Achieve Automatic Transaction Rollback with MockStrutsTestCase and Spring

Spring provides a convenience base class (AbstractTransactionalDataSourceSpringContextTests which extends the TestCase class from Junit) to automatically rollback any updates made to the database at the end of a test method. This works great when integration testing Service and DAO beans but it wont help when integration testing the Struts layer with MockStrutsTestCase.

Spring does not provide a class such as AbstractTransactionalDataSourceSpringContextTests that extends from the MockStrutsTestCase. This might be due to practical issues with the way Spring context initialization works when using MockStrutsTestCase. I tried achieving the transaction rollback in the same way as was done in the AbstractTransactionalDataSourceSpringContextTests class but it didn't work out as the application code started a new transaction and commited as usual without using the transaction I started in my own subclass of MockStrutsTestCase.

Another option left for me was to go down to the Transaction Manager level and achieve the rollbacks there.

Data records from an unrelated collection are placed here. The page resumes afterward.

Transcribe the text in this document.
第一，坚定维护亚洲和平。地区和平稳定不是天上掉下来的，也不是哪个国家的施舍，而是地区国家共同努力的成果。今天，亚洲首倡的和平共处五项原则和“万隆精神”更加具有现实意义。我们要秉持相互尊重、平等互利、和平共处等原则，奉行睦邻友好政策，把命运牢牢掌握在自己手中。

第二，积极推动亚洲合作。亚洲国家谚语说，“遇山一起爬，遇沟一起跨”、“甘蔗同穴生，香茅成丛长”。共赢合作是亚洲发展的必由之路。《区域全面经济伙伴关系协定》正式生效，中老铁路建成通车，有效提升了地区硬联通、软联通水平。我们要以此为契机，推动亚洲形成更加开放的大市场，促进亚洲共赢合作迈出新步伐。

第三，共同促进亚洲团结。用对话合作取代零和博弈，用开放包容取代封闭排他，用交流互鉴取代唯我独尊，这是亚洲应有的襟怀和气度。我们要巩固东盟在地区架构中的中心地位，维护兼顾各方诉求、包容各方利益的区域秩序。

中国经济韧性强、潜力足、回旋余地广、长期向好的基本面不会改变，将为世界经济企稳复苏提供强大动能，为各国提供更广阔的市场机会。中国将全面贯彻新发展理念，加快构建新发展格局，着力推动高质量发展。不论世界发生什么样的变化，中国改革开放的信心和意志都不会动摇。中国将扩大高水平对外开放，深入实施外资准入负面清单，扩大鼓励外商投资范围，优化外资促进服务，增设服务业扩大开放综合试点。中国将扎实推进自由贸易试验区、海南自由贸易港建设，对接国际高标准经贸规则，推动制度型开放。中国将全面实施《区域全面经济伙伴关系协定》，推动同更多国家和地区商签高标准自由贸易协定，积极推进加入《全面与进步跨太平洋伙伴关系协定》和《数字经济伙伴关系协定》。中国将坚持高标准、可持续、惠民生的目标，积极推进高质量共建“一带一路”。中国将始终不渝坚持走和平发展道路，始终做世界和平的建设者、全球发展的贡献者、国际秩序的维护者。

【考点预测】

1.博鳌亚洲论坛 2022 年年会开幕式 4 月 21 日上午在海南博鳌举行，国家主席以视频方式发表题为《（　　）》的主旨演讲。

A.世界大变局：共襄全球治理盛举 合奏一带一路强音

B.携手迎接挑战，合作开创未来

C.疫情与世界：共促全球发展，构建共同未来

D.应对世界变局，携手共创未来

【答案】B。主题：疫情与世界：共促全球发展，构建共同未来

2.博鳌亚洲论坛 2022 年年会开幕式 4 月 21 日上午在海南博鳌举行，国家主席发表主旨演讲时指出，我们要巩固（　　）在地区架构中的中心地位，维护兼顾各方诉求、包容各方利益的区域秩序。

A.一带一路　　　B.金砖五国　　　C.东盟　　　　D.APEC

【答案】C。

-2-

The application uses Hibernate at the DAO level and it was using HibernateTransactionManager as the transaction manager implementation when running test cases . Therefore I had to write a new class extending from HibernateTransactionManager which overrides the doCommit() method. The overridden method will call doRollback() method in the super class. This would rollback the current running transaction even if the declarative transaction handling code in Spring calls doCommit on the transaction manager.


package com.xyz.txn;

import org.springframework.orm.hibernate3.HibernateTransactionManager;

public class HibernateRollbackTxnManager extends HibernateTransactionManager {

/*
* doCommit method that calls the doRollback method of the super class.
*
*/
protected void doCommit(DefaultTransactionStatus txnStatus) {
super.doRollback(txnStatus);
}
}

Finally override the default transaction manager in your test spring bean configuration with the rollback only implementation.

<bean id="txnManager" class="com.com.xyz.txn.HibernateRollbackTxnManager">
<property name="sessionFactory"><ref local="sessionFactory"></property>
</bean>


The same strategy would work with other transaction managers such as DataSourceTransactionManager too.